Local confidence in Janjaweed neutralization requires independent, external verification, and responsibility for that in the Darfur Peace Agreement rests with the African Union force now on the ground in Darfur, which openly admits it cannot do the job. The situation demands a transition to a UN force with a stronger mandate than the current African Union mission, but the government of Sudan opposes a UN force of any kind.
As it stands, the deal thus hinges entirely on the Sudanese government's willingness to disarm the Janjaweed -- something Khartoum has disingenuously pledged to do many times before (including to both Secretaries of State Colin Powell and Condoleezza Rice) and something it will not do because the Janjaweed are the cornerstone of regime security in Darfur.
And it is not just the war's victims who understand the reality of the situation. An African Union officer on the ground told me, "The government of Sudan will not disarm the Janjaweed as long as there are rebels. Without UN verification, it won't happen."
President Idriss Déby of Chad also said that the holdout rebel factions would sign the Darfur Peace Agreement if these same security conditions were met: "The population of Darfur doesn't trust the government of Sudan," he told me. "They need the UN as a guarantor of the agreement."
For the past six years, the United States and the European Union have pursued an incentives-based strategy to try to change Sudan's behavior. Khartoum pocketed each incentive while state-sponsored violence continued in Darfur.
It is time for serious pressure. The United States should tell regime officials it will work multilaterally to impose targeted sanctions, help the war crimes investigations of the International Criminal Court, and support the divestment movement that seeks to have companies stop doing business with Sudan.

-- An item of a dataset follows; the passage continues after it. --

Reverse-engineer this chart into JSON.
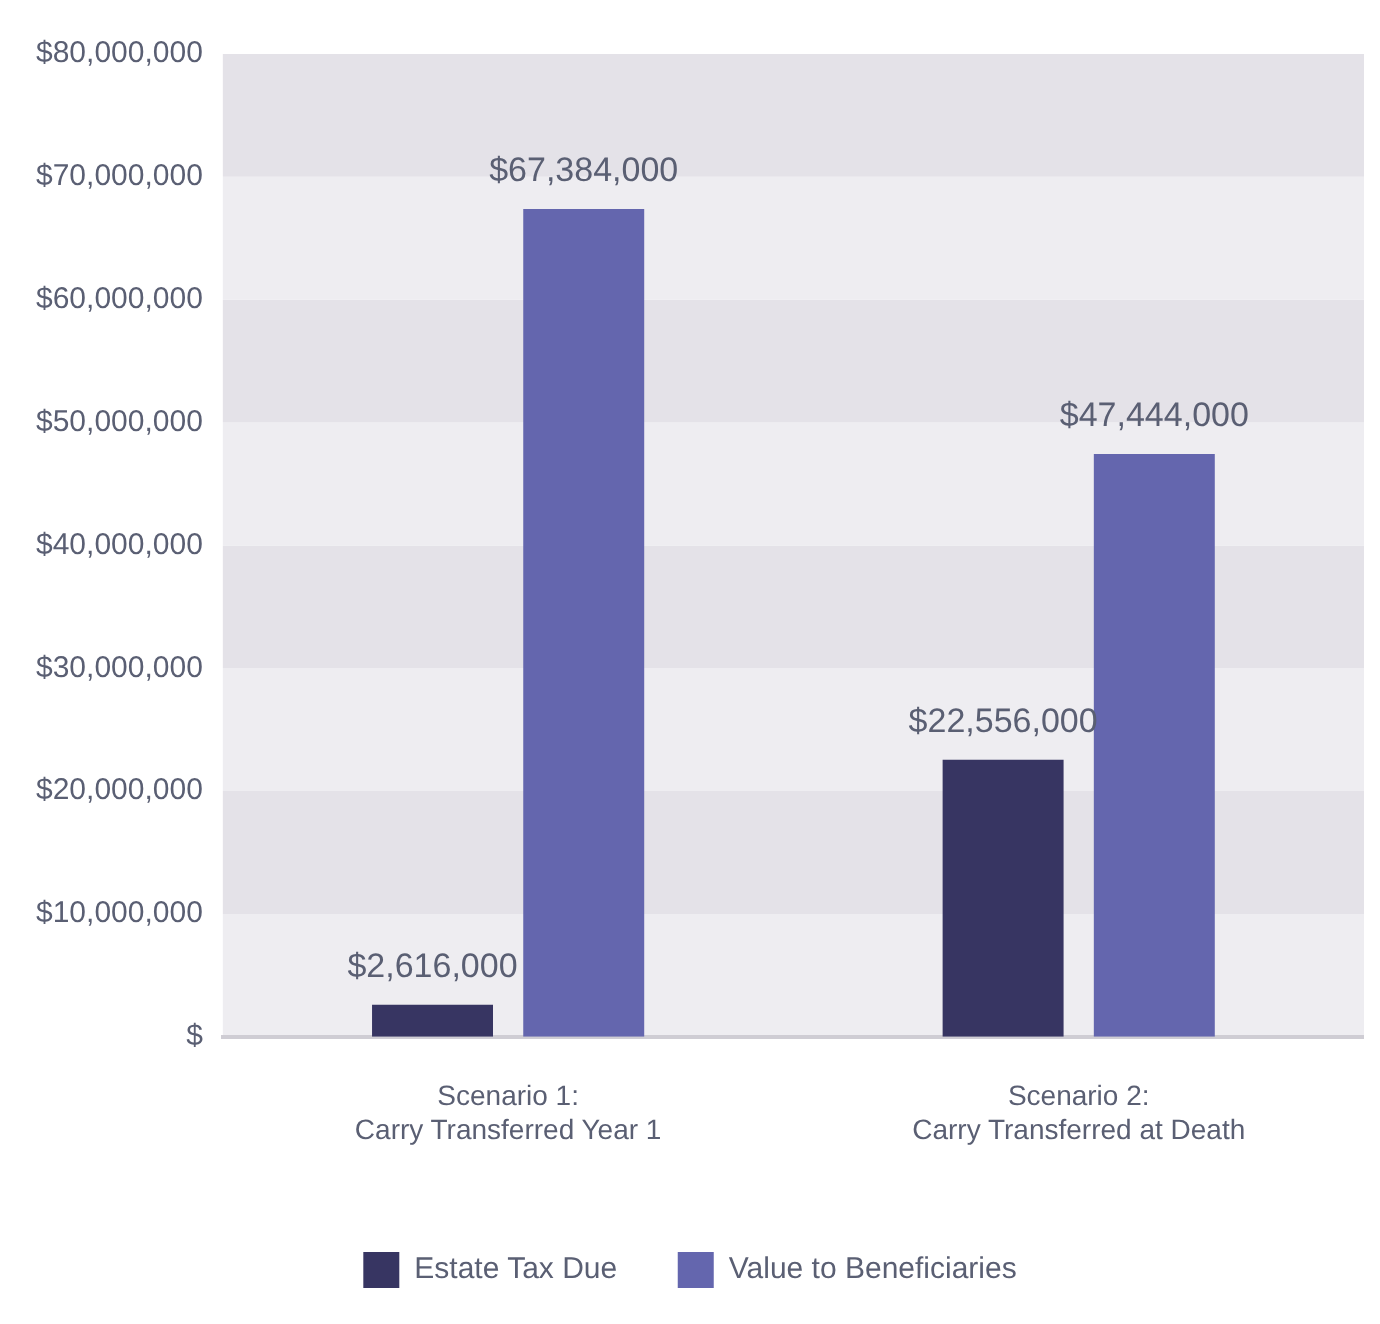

The regime in Khartoum has taken the measure of the international community and believes it will face no consequence for continuing to support the Janjaweed and blocking a UN peacekeeping mission. As one high-ranking Sudanese government official brazenly told me this week, "The United Nations Security Council has threatened us so many times, we no longer take it seriously." That state of impunity and arrogance is dangerous to the international system and deadly to the people of Darfur.
John Prendergast is a senior advisor at the International Crisis Group. This article appeared in the Boston Globe on 13 July, 2006.